Washington: Even if migration into Europe were to permanently stop now, Muslim population in the continent is expected to rise by 7.4% in 2050, a US study has found.
The Pew Research Center in Washington considered three variable scenarios linked to future levels of Muslim migration to Europe and gave a set of projections about what could happen under different circumstances.
In a zero migration scenario, the share of Muslim population in Europe is expected to rise from the 4.9% in mid-2016 to 7.4% by 2050. This is because Muslims are younger (by 13 years, on average) and have higher fertility (one child more per woman, on average) than other Europeans, mirroring a global pattern, the study says.
The researchers then considered a “medium” migration scenario with refugee flow stopping at mid-2016 but regular migration continuing for reasons other than seeking asylum. Under this circumstance, Muslims could make up 11.2% of Europe’s population in 2050.
In a “high” migration scenario marked by heavy flow of refugees indefinitely into the future, Muslims could make up 14% of Europe’s population by 2050. However, refugee flow has slowed as European Union and many of its member states have made policy changes aimed at restricting their entry.
Future migration cannot be predicted as it is linked to changing economic and political situations and policies of European governments.
Although none of these scenarios will play out exactly as projected, each provides a set of rough parameters from which to imagine other possible outcomes.

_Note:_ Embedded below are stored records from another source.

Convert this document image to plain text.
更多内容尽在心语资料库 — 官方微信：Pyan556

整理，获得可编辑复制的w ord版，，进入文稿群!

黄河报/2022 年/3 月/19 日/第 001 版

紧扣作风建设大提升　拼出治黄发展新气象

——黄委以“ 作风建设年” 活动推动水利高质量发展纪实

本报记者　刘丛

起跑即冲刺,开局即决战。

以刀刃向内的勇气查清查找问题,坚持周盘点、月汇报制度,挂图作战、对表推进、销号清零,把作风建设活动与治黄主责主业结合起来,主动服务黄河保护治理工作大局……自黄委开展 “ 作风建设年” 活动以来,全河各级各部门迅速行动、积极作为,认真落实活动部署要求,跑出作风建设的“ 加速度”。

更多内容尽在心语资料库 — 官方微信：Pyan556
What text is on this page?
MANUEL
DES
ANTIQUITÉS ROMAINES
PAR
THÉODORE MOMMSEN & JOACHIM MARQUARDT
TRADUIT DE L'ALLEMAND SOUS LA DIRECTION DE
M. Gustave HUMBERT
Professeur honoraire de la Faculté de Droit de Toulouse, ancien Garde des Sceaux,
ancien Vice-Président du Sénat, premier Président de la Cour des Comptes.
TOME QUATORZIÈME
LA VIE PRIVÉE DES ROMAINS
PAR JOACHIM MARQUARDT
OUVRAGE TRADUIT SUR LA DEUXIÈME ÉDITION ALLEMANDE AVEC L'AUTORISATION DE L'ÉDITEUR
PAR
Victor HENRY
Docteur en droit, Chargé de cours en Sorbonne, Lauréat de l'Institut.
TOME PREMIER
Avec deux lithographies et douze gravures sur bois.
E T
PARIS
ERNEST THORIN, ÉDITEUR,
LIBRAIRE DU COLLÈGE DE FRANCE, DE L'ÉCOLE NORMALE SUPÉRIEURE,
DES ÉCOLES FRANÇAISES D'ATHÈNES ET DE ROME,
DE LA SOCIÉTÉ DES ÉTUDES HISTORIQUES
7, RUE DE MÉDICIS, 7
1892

For instance, if asylum seekers arriving along with regular migrants get refugee status, Muslims will make up 11-14% of Europe’s population in 2050, the study says.
The study found that 710,000 Syrian migrants came to Europe between mid-2010 and mid-2016. Of them, 94% were seeking refuge from the civil war or Islamic State violence.
Germany was the destination for an estimated 670,000 refugees between mid-2010 and mid-2016. Sweden came next drawing 200,000 refugees.